Strage di Bologna: il giudice Priore e l’ingiustizia ad orologeria
Nel suo nuovo libro, I segreti di Bologna, infatti, mette apertamente in discussione la sentenza di condanna dei neofascisti romani Mambro, Fioravanti e Luigi Ciavardini per la strage del 2 agosto 1980. Già nel 2011 mi occupai delle infelici esternazioni di Priore. La cosa più curiosa e, a dire il vero, fastidiosa, è che gli evocatori di piste internazionali per Bologna non vengono mai tacciati di “dietrologia“; come accade invece a chi mette in discussione, per esempio, la verità ufficiale sull’omicidio Pasolini o sul caso Moro. E’ bene pertanto ricordare a tutti, come ha giustamente fatto Paolo Bolognesi (che per questo sì è, meritoriamente, battuto più di chiunque altro), che da qualche giorno esiste il reato di depistaggio: la magistratura ora ha l’obbligo di perseguire i diffusori di menzogne. Nel frattempo una stampa libera avrebbe il dovere di aiutare i cittadini a distinguere i fatti accertati dalle opinioni infondate.

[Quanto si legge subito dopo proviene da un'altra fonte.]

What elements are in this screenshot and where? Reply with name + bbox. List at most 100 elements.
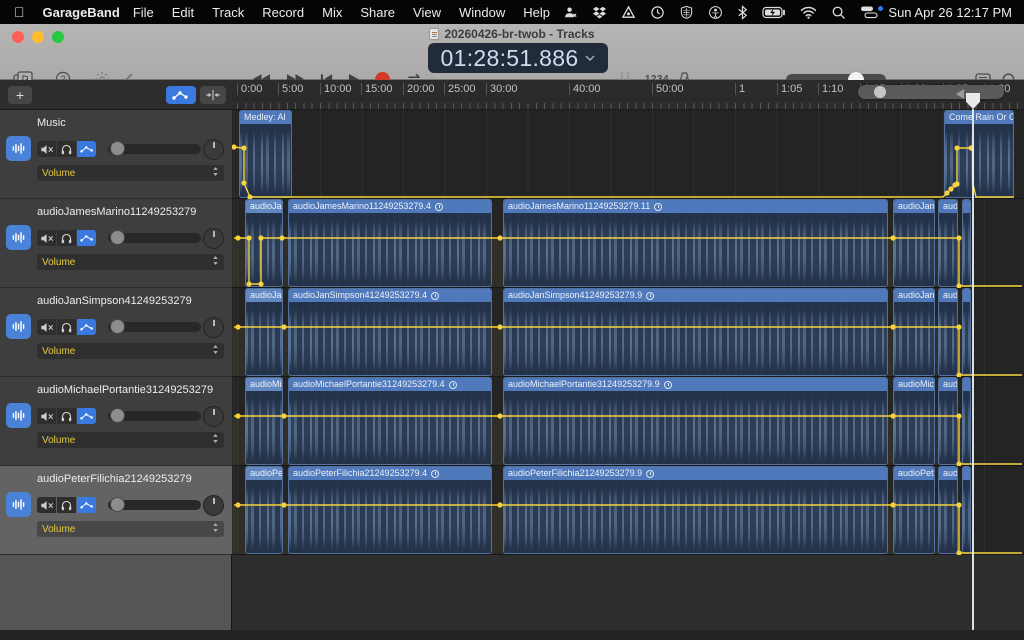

Il giudice Priore di fatto ripropone le stesse tesi – ripetutamente vagliate ed archiviate, anche di recente, dalla Magistratura – a lungo propagandate da Gelli, Cossiga, i Nar e i loro amici come il “post-fascista” Enzo Raisi. Niente di nuovo sotto il sole. Da 36 anni al depistaggio delle indagini si è affiancato un costante depistaggio dell’opinione pubblica. Un comportamento che, con vergognoso cinismo, sfrutta metodologicamente l’avvicinarsi di ogni 2 agosto, spargendo veleni e offendendo una città che – mentre Mambro e Fioravanti sono liberi da anni, nonostante i loro 15 ergastoli – sta ancora aspettando di conoscere i nomi dei mandanti. Una ingiustizia ad orologeria, che sistematicamente scatta verso la metà di luglio.
La sanzione minima, per quelli come Priore, sarebbe non essere mai più accolti a Bologna. E non comprare i loro libri.